General characteristics
- Type: Aloe-class net laying ship
- Tonnage: 560 tons
- Displacement: 850 tons
- Length: 163 ft 2 in (49.73 m)
- Beam: 30 ft 6 in (9.30 m)
- Draft: 11 ft 8 in (3.56 m)
- Propulsion: direct drive diesel engine, single propeller
- Speed: 12.5 kn (23.2 km/h; 14.4 mph)
- Complement: 4 officers, 44 enlisted
- Armament: one single 3 in (76 mm) gun mount, three 20 mm guns, one y-gun

= USS Mimosa =

USS Mimosa (AN-26/YN-21) was an Aloe-class net laying ship which was assigned to serve the U.S. Navy during World War II with her protective anti-submarine nets.

==Built in Cleveland, Ohio==
Mimosa (YN 21) was laid down 15 October 1940 by American Shipbuilding Company, Cleveland, Ohio, launched 15 March 1941, sponsored by Miss Alin Woehrman, and placed in service 28 October 1941.

==World War service==

===East coast operations===
Exiting the Great Lakes via the Welland Canal and the St. Lawrence River, Mimosa proceeded by short sailings down the U.S. East Coast. At the end of the year, with the United States at war, she steamed from Jacksonville, Florida, to bolster the defenses of the high priority Panama Canal.

For over 2 years she maintained the net defenses at Coco Solo, Panama Canal Zone, and also installed submarine nets at Trujillo Bay, Honduras; Port Limon, Costa Rica; and Talora Bay, Peru. Mimosa commissioned 10 December 1942.

In January 1944, 1 1/2 years after she escaped a torpedo attack, Mimosa showed the effectiveness of the Navy's antisubmarine program to check the U-boat menace when she assisted in removing the nets along the Costa Rican and Honduran coasts. During this duty, the vessel was redesignated AN-26 on 20 January 1944.

===Pacific Ocean operations===
Transiting the Panama Canal 21 April 1944, she sailed for the Mariana Islands, arriving 20 June 1944 in the midst of the Battle of Saipan. First removing the Japanese defensive nets and wrecked ships, Mimosa labored until 9 September 1944 helping to install a new net system for harbors on Saipan and Tinian.

On 2 September 1945 as the war ended, Mimosa began removing the 6.5 mi of nets she had tended.

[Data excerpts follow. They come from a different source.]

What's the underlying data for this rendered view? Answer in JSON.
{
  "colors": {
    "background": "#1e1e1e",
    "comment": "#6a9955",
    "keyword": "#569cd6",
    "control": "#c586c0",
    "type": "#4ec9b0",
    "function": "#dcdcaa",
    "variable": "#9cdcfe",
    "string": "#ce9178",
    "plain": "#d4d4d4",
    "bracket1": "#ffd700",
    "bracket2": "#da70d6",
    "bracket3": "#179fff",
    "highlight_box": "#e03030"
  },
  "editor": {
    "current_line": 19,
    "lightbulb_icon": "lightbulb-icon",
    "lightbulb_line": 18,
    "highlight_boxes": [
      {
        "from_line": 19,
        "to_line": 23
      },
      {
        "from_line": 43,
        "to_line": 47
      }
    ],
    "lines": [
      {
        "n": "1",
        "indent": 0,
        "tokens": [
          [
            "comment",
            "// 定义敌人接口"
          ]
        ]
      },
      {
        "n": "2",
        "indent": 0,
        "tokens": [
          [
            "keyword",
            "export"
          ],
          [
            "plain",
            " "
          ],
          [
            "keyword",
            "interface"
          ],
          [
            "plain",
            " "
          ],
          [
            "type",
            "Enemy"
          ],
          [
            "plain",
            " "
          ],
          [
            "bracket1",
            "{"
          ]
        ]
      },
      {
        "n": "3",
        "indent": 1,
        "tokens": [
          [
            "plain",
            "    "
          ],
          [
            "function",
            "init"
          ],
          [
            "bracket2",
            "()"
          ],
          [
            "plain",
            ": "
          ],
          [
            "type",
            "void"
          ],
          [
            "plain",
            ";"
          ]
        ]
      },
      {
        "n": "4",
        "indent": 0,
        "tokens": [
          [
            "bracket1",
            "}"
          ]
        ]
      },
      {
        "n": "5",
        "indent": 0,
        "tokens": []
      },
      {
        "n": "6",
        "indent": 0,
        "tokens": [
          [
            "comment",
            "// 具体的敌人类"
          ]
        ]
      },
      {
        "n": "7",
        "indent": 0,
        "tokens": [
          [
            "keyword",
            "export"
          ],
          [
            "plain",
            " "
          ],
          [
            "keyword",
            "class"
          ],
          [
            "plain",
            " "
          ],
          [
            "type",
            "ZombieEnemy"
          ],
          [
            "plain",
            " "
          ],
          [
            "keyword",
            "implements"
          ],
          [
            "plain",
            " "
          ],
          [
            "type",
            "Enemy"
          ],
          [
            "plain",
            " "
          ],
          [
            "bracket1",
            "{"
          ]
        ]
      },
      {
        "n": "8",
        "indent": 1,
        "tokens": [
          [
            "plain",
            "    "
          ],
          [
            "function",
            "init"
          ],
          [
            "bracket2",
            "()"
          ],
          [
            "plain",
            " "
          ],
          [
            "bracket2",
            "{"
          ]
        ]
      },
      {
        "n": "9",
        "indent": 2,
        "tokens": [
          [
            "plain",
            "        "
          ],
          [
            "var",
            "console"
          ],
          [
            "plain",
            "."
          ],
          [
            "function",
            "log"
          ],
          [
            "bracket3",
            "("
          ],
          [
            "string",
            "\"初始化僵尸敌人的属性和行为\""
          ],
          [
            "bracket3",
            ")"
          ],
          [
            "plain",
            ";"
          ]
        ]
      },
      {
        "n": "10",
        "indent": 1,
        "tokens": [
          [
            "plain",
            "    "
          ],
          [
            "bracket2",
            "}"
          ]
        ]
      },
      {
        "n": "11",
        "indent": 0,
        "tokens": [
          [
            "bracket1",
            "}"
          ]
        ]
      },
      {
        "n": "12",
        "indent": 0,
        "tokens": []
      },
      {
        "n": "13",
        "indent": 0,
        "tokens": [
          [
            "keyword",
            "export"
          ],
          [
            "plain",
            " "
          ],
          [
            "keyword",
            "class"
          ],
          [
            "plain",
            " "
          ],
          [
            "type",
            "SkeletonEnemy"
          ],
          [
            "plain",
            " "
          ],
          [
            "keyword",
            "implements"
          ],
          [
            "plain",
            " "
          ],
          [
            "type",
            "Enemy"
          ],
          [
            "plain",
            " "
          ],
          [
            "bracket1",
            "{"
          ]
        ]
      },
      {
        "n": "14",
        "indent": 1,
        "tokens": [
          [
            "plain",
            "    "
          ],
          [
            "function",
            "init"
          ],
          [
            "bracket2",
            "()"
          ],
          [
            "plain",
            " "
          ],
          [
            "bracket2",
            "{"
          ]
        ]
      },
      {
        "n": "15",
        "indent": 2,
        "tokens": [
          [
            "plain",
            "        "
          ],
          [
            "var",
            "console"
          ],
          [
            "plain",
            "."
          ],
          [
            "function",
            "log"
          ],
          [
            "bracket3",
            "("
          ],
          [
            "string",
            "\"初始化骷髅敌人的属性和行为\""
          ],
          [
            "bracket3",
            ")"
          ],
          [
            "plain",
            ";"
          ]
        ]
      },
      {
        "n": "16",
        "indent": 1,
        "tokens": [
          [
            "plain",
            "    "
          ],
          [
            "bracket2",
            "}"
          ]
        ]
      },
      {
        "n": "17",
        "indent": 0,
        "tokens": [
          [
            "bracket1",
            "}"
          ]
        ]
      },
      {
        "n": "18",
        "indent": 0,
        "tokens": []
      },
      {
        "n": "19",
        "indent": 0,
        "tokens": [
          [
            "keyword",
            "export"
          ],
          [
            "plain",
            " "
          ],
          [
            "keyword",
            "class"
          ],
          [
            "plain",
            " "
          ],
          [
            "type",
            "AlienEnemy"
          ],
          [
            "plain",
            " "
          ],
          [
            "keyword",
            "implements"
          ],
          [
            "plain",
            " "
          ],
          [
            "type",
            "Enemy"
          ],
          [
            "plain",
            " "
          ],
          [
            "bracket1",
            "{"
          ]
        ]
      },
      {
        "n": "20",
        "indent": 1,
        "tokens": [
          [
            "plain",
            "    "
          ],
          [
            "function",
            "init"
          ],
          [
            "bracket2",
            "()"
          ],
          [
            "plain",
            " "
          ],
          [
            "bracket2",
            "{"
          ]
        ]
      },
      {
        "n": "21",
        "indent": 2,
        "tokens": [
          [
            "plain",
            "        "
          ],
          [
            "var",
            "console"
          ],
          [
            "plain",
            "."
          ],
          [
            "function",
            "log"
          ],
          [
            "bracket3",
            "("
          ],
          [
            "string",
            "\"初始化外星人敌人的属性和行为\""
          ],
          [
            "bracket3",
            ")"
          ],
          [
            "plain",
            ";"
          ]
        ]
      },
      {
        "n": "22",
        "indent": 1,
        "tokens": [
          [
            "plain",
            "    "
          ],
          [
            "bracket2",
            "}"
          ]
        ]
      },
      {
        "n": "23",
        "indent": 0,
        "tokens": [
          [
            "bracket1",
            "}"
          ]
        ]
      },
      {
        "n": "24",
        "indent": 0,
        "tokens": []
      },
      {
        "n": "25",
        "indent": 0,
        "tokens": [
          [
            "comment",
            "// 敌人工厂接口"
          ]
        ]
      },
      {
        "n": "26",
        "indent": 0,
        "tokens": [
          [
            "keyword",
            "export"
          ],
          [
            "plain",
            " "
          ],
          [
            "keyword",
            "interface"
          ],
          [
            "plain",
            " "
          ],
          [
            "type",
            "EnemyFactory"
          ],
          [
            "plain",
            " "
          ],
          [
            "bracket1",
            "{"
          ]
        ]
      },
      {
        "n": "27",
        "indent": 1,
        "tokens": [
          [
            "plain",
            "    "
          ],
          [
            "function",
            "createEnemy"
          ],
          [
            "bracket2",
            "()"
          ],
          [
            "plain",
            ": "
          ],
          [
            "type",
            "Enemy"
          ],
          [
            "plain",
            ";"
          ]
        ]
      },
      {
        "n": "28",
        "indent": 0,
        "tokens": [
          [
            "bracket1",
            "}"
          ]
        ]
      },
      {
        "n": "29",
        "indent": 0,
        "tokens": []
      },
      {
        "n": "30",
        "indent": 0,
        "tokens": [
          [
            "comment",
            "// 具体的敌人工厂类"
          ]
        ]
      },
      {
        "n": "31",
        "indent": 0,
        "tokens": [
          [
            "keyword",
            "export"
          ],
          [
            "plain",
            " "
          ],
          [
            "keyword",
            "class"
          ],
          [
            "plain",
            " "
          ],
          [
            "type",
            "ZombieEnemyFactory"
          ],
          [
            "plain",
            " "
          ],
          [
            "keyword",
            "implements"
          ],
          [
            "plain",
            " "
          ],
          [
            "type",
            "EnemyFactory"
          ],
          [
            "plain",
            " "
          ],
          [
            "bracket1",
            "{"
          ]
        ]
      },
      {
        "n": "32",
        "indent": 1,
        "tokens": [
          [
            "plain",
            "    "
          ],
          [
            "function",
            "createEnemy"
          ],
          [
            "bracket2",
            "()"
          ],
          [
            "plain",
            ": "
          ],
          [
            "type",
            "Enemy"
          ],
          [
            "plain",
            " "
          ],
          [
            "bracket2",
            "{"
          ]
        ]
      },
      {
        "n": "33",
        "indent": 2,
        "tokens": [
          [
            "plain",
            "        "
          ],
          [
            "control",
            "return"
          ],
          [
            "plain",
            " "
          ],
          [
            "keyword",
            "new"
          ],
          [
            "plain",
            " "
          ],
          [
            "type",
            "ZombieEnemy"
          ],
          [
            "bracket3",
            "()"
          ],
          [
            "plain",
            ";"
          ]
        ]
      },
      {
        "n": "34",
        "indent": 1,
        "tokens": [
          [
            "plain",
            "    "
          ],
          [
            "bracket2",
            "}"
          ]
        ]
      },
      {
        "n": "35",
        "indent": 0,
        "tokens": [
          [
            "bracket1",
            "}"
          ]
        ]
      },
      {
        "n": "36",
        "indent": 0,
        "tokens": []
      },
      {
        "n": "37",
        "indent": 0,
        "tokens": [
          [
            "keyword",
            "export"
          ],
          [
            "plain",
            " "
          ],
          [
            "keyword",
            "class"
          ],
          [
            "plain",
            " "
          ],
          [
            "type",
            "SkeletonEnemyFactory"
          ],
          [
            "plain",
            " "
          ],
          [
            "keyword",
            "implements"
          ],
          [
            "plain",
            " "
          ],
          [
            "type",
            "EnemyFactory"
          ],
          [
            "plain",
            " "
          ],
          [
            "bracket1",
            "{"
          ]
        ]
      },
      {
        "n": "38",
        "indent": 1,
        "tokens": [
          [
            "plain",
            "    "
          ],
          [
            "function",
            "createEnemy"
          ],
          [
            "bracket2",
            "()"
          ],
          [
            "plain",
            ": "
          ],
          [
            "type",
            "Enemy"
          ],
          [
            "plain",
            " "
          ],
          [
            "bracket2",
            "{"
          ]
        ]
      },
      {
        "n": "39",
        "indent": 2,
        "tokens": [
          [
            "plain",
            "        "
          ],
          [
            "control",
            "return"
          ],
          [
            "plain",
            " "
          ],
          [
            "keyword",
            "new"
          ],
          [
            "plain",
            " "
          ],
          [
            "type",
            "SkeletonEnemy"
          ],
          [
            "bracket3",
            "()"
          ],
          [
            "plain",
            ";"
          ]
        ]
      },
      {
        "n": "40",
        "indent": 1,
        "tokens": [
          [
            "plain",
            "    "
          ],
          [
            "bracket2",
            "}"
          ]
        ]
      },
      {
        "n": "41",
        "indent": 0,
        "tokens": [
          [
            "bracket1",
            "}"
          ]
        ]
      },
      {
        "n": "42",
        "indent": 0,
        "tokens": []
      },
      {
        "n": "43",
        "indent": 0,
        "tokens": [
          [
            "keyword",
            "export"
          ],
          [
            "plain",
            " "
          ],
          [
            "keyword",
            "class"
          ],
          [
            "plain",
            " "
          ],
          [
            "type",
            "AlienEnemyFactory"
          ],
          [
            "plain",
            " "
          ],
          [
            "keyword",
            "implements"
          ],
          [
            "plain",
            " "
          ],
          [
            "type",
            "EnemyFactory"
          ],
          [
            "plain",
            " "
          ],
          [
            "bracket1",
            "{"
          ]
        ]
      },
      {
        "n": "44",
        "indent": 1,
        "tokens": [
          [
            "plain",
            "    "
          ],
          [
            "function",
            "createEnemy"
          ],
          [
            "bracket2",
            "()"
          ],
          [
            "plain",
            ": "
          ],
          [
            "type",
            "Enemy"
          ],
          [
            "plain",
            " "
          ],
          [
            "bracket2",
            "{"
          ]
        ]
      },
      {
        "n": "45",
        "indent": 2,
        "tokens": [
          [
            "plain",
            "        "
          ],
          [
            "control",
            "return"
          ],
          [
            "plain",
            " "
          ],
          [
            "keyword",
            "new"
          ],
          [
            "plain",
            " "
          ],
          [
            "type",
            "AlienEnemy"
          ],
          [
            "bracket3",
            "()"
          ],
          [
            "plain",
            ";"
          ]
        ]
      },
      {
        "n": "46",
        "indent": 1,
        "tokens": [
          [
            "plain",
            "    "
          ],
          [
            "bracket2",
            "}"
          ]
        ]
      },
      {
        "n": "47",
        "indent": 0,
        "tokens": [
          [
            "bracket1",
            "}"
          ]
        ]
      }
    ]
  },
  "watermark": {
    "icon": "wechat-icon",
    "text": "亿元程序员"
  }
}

When the job was completed, she sailed 26 October 1945 for San Pedro, California, arriving 27 November 1945.

==Post-war deactivation==
Following alterations, she departed San Pedro, California for Astoria, Oregon on 21 June 1946 with Teak (AN 35) in tow. Two months later Mimosa was herself towed from Portland, Oregon to Vancouver, Washington for inactivation. She was decommissioned 27 September 1946 and joined the Pacific Reserve Fleet.

On 13 July 1961 she was turned over to the U.S. Maritime Commission at Olympia, Washington and entered the National Defense Reserve Fleet there. She was eventually scrapped, but the date is unknown.

==Honors and awards==
Mimosa (AN 26) received two battle stars for World War II service.